Hewitt has shown, in all of her Bach recordings, that she has a rare capacity to get to the heart of the music. She plays Bach intuitively, yet in her own inimitable style, and, while not everyone may appreciate her approach, she is always interesting and puts a great deal of feeling into her recordings.

More than many of her recordings of Bach, this set sounds to me like a journey. While some of her recordings are performances, this is a recreation. As she says of the little preludes in her liner notes, "they recall fond childhood memories, and are as fascinating now as they were then." It seems that she is playing these pieces - not just the preludes, but everything on this set - for the pleasure they give her, and the desire to share that pleasure.

With the exception of the opening and closing works - two virtuoso pieces - all the music on this recording has a pedagogical nature. The three sets of little preludes are all simple works (although can any work by Bach be called simple?), written to teach. The first six preludes come from Wilhelm Friedemann Bach's Little Piano book; the rest from other sources. They all show how Bach was able to write very expressive music in short, straightforward pieces designed for his children and students to develop rudimentary skills on the keyboard.
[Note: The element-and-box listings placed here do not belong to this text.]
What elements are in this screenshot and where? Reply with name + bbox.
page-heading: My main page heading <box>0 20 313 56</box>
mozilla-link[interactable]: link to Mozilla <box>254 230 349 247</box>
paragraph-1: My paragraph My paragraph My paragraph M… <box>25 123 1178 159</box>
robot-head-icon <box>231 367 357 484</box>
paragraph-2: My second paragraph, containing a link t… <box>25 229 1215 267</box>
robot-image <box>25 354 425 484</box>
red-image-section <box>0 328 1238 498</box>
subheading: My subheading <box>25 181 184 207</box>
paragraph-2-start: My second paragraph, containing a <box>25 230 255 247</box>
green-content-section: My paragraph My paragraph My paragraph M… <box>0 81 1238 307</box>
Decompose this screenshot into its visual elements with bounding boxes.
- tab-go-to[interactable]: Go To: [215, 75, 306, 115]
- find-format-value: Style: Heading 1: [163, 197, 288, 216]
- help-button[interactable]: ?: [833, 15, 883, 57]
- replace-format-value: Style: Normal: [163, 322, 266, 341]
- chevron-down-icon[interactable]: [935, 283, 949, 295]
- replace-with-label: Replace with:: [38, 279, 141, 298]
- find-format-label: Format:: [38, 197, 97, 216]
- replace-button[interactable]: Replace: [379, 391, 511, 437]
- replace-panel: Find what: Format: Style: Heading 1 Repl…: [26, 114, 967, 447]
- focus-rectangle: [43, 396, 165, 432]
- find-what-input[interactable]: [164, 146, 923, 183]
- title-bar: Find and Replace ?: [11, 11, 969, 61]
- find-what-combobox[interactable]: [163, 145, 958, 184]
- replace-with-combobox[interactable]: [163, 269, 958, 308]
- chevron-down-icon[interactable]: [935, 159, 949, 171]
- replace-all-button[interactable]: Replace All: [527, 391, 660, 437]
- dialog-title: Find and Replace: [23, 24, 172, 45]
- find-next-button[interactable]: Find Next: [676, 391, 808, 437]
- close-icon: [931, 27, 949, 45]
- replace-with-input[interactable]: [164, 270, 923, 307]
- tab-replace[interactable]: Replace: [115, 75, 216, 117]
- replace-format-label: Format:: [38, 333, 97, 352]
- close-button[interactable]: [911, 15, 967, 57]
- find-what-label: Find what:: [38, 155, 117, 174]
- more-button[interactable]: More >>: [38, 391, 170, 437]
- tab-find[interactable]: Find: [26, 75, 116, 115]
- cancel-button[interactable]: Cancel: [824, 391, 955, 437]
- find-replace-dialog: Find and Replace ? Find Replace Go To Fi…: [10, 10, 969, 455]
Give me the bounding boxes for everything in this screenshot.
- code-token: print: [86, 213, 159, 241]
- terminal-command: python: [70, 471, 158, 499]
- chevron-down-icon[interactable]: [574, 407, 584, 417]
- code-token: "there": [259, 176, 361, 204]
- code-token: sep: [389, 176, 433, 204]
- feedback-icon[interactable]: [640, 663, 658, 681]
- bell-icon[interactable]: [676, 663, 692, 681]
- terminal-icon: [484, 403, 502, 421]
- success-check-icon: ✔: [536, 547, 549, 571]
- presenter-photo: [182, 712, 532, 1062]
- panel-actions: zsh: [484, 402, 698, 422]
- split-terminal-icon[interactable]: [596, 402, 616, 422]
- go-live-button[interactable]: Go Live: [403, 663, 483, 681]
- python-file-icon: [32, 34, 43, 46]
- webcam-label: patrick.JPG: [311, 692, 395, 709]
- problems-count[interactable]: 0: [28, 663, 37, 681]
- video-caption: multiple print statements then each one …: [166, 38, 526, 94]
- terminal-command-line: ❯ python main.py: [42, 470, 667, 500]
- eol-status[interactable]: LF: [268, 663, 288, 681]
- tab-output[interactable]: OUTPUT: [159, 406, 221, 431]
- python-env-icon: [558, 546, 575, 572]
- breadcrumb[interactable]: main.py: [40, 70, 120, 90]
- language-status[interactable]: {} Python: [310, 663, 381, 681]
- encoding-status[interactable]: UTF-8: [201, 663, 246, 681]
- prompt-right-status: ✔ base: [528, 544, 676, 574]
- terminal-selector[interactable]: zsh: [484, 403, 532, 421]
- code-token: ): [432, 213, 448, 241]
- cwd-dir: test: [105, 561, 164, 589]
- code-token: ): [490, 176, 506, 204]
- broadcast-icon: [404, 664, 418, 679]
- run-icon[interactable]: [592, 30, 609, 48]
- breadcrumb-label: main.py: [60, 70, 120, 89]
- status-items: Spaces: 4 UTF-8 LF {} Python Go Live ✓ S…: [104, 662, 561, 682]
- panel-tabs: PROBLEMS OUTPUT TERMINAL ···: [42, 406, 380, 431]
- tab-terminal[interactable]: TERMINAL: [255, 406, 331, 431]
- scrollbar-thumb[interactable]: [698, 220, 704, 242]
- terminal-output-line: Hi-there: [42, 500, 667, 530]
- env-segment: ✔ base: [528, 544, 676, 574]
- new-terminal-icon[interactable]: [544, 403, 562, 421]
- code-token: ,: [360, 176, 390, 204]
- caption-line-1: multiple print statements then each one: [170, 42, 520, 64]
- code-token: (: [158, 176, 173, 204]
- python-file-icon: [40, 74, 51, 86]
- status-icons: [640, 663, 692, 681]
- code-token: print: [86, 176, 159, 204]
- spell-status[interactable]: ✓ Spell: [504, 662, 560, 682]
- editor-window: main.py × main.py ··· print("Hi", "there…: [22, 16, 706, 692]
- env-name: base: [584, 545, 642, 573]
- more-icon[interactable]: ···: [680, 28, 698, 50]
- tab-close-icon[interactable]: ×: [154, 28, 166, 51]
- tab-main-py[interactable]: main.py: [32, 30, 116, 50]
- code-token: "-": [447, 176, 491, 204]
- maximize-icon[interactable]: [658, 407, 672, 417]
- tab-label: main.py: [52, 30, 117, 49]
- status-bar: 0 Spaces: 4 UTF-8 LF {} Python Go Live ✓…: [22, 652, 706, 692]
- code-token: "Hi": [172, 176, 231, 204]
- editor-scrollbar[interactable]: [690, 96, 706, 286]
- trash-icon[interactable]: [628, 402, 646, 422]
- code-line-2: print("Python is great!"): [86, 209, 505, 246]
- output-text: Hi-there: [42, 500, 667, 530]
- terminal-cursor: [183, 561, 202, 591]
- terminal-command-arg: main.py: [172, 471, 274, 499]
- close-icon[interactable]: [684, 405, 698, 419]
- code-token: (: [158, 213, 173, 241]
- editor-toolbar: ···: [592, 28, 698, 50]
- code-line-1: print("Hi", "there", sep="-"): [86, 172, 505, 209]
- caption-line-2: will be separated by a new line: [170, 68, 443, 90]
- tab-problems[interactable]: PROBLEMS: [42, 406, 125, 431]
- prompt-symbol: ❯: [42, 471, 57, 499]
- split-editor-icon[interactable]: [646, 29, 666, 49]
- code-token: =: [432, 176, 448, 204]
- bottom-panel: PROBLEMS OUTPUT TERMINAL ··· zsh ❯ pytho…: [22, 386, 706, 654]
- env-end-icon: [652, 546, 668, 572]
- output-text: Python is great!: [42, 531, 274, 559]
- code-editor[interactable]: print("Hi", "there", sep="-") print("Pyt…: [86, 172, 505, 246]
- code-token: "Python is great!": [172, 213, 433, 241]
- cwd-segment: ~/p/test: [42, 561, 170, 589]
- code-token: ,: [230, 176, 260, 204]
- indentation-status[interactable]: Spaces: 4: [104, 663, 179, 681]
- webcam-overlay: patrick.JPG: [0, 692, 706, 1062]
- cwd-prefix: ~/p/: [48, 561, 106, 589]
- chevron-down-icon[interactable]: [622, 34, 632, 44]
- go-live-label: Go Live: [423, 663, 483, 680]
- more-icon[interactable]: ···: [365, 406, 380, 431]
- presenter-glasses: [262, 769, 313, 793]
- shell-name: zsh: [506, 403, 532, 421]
The French Suites themselves are in two groups of three: the first three in minor keys, with a quirky sound, and the second three in major keys, with a more joyous, radiant sound. Angela Hewitt approaches all of these works in a very free manner - she ornaments a great deal, far more than what many performers would do. Yet, she somehow manages to make these ornaments sound natural, and never excessive. She is more retained in the slower, more emotional sarabandes, such as that of the second suite, with its haunting, melancholy melody. But she is exuberant in the faster movements, such as gavotte of the fourth suite, where her light touch and flowing ornaments carry the music on like a bubbling stream.

This recording resembles such a stream, as Angela Hewitt takes the listener through a variety of emotions and feelings, from the virtuoso Sonata in D minor, transcribed by Bach from his Suite for solo violin BWV 1003, with its energetic melodies, and, especially, the magnificent fugue in its second movement. It goes on through the first three French suites, the minor suites, and their haunting, bittersweet melodies. Then on to the 18 Little Preludes, these gems of pedagogy that no keyboard player who has learned them can ever forget. On to the major key French suites, where the tone is regal and uplifting, then, finally, the Prelude and Fugue in A minor, whose prelude is full of energy, and whose fugue matches the rhythm, yet takes the listener away into the flights of fancy that only Bach could compose.

Far more than simply a recording of the French Suites, this set contains an interesting combination of works that will certainly not disappoint. Another fine recording from Angela Hewitt, and one that will please fans of her recordings of Bach. For those who have not yet heard her play Bach, this could be a fine introduction to her work.